Among the responsibilities of this team we have:
- Reviewing and merging Pull Requests from other contributors
- Making and implementing decisions about project infrastructure
- Protecting and managing confidential project information such as service passwords
- Handling all project financial matters
- Addressing reports related to the Community Code
|Developers are the prime oracles of technical feasibility1. In Bokeh, the development team comprises active contributors.
|Maintainers are members of the Development team whose job is to maintain and enforce.
|Here we include testers, designers, etc.
Stakeholder engagement is essential when it comes to achieve a coherent, well designed and functional system. In regard to developed-related communication, it is done mostly through Github and Zulip. In Github, developers interact through Issues and Pull Requests, whereas in Zulip developers interact in real time, discussing different topics related to the project.
End-user engagement is crucial as well. As Coplien and Bjørnvig say,
“[…] good end user engagement changes end user expectations.” 1
This communication is possible with the help of a discussion website, Discourse. Here users and other community members can showcase their interesting projects and awesome works, receive general support or even discuss Bokeh’s development. In addition, Twitter is also used as a platform for engagement, overall discussion and showcasing.
Variables and axis of Bokeh
As we know by now, data is taking over the world! And since progress does not stop, all data processing related tools will continue to grow even more. We talked about how Python, with the help of libraries such as NumPy and Pandas is one of the most used data processing tools, and we can only expect it to improve.
The following figure synthesis the context in which Bokeh lives.
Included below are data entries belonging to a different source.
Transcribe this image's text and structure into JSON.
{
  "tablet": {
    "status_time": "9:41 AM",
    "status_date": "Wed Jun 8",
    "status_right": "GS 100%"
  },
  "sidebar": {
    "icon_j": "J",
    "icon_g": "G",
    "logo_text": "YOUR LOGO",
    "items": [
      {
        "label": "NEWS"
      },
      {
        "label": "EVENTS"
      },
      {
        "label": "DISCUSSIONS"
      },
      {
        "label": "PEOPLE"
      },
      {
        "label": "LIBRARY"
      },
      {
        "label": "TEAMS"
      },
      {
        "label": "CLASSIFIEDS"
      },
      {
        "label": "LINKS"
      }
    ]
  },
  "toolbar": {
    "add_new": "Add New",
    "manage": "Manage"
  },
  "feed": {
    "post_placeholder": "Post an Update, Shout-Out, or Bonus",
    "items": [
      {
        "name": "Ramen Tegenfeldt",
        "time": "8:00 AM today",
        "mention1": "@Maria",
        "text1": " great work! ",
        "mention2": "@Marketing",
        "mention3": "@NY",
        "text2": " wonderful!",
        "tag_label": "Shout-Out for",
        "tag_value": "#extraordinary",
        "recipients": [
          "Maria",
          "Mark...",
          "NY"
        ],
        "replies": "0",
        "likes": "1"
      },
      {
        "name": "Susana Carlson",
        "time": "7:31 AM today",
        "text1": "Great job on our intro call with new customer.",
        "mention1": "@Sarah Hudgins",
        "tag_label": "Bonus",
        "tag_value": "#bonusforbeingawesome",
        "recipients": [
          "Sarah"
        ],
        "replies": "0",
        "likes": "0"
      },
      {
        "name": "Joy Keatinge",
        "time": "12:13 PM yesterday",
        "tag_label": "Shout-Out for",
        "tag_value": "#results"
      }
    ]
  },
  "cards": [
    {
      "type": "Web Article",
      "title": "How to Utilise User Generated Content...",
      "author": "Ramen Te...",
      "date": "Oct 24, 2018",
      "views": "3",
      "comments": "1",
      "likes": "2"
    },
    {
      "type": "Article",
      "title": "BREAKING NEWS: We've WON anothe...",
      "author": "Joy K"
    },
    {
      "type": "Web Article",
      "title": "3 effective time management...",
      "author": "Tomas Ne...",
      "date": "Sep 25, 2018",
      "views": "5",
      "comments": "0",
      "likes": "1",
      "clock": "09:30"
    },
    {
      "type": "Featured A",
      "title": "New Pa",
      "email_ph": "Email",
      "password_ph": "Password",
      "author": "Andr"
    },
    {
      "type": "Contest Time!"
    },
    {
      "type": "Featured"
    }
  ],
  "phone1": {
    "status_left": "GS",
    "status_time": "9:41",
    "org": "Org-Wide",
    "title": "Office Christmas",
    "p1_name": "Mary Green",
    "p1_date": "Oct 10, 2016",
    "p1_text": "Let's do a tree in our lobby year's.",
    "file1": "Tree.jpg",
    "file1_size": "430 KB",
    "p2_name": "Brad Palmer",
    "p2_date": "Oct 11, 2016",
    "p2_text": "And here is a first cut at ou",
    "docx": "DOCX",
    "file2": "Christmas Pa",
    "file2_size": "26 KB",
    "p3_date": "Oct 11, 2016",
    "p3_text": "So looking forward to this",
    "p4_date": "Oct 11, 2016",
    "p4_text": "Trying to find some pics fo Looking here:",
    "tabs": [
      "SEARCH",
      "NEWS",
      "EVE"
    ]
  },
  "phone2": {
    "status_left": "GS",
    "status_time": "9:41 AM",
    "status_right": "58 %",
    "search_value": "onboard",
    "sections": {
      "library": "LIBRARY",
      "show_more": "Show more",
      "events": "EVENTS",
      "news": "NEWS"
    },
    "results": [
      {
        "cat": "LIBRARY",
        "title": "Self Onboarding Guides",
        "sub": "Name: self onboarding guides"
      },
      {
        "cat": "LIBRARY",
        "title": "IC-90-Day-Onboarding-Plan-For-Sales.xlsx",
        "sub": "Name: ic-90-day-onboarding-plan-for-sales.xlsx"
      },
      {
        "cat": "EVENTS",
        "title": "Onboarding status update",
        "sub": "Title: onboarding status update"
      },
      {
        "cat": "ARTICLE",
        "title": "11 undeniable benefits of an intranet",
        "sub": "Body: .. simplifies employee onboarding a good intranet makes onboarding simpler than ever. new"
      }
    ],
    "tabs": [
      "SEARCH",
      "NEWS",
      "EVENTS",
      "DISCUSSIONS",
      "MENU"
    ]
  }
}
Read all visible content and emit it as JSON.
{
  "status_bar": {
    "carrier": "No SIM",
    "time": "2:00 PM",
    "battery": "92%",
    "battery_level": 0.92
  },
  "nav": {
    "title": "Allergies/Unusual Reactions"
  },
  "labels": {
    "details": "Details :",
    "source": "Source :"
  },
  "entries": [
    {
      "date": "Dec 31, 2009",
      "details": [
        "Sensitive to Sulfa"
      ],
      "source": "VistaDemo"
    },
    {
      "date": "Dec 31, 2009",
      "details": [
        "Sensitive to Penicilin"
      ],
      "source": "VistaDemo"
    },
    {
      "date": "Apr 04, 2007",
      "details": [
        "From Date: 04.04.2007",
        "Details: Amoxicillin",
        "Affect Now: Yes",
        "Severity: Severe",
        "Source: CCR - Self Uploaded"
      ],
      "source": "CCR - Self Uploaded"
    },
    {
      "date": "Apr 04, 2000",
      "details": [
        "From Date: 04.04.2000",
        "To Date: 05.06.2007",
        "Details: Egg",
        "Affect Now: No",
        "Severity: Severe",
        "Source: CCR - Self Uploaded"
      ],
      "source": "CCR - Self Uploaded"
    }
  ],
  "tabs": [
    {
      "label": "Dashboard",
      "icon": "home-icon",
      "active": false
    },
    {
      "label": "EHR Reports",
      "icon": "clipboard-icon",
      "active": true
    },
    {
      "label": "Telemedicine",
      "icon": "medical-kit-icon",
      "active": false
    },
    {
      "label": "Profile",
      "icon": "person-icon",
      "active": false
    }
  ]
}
Besides their strong participation in the data world, Bokeh still has room to grow. As many visualization libraries, it gets saturated for insanely large datasets, and that may be a potential area for improvement.
Bokeh and beyond
Progress should not be stopped. Bokeh is a software that is actually (March 2020) in continuous growth and development: just look at the pull requests!
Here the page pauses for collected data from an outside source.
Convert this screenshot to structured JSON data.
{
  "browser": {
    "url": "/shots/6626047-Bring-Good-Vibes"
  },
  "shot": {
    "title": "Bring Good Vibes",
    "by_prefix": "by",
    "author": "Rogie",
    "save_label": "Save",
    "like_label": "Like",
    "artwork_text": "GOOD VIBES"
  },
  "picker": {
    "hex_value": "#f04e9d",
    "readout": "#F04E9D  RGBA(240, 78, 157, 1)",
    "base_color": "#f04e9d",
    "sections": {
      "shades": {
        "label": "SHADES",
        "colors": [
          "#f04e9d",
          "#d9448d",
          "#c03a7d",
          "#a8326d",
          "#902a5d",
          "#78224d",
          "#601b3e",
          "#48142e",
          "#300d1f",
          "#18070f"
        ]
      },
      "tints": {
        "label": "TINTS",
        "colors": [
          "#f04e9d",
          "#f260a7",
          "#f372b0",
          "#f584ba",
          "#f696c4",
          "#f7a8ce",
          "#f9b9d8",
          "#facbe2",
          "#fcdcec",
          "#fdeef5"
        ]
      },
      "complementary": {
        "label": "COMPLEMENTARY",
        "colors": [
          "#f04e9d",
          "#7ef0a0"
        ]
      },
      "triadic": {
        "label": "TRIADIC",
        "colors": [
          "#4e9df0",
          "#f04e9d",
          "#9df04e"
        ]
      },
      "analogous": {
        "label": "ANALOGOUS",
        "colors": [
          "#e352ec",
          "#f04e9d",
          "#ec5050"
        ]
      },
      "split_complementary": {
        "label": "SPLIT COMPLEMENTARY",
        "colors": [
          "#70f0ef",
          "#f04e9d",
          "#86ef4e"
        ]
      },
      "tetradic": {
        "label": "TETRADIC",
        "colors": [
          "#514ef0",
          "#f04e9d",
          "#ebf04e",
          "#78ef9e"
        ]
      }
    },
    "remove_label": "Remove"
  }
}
This library allows you to see more and to see better. The only limits of what you can do with Bokeh are on the realm of human imagination: if you can imagine it, you can probably plot it.5
Moreover, Bokeh is open source, so you can help it grow even further and beyond. The future lies right ahead. The following image synthesizes Bokeh’s roadmap.
But the future is not only about software: people are an important variable in the equation, since software is made by and for them. In this regard, we can mention the willingness of improving this project’s documentation in an attempt to help the users finding the appropriate documentation and examples.
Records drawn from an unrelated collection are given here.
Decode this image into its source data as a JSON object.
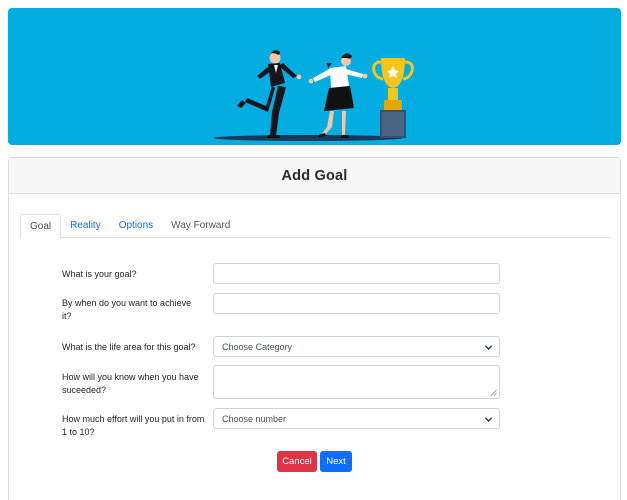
{
  "hero": {
    "background": "#02ade2",
    "illustration": "businesspeople-racing-to-trophy"
  },
  "card": {
    "title": "Add Goal"
  },
  "tabs": [
    {
      "label": "Goal",
      "active": true
    },
    {
      "label": "Reality",
      "active": false
    },
    {
      "label": "Options",
      "active": false
    },
    {
      "label": "Way Forward",
      "active": false
    }
  ],
  "form": {
    "goal": {
      "label": "What is your goal?",
      "value": "",
      "placeholder": ""
    },
    "deadline": {
      "label": "By when do you want to achieve it?",
      "value": "",
      "placeholder": ""
    },
    "life_area": {
      "label": "What is the life area for this goal?",
      "selected": "Choose Category"
    },
    "success": {
      "label": "How will you know when you have suceeded?",
      "value": ""
    },
    "effort": {
      "label": "How much effort will you put in from 1 to 10?",
      "selected": "Choose number"
    }
  },
  "buttons": {
    "cancel": "Cancel",
    "next": "Next"
  },
  "colors": {
    "cancel": "#dc3545",
    "next": "#0d6efd",
    "trophy": "#f5c518"
  }
}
Additionally, some hints on the imminent future direction of the software can be found in the open issue list. Take, for example, this issue that jumps out, reporting a discussion about the possibility that the new version of Bokeh might stop supporting legacy web browsers in the future. For instance, this change can ultimately empower this library, while users stuck with obsolete web browsers will still be able to use previous versions of Bokeh.
Now that you can plot Bokeh, what will be your next graph?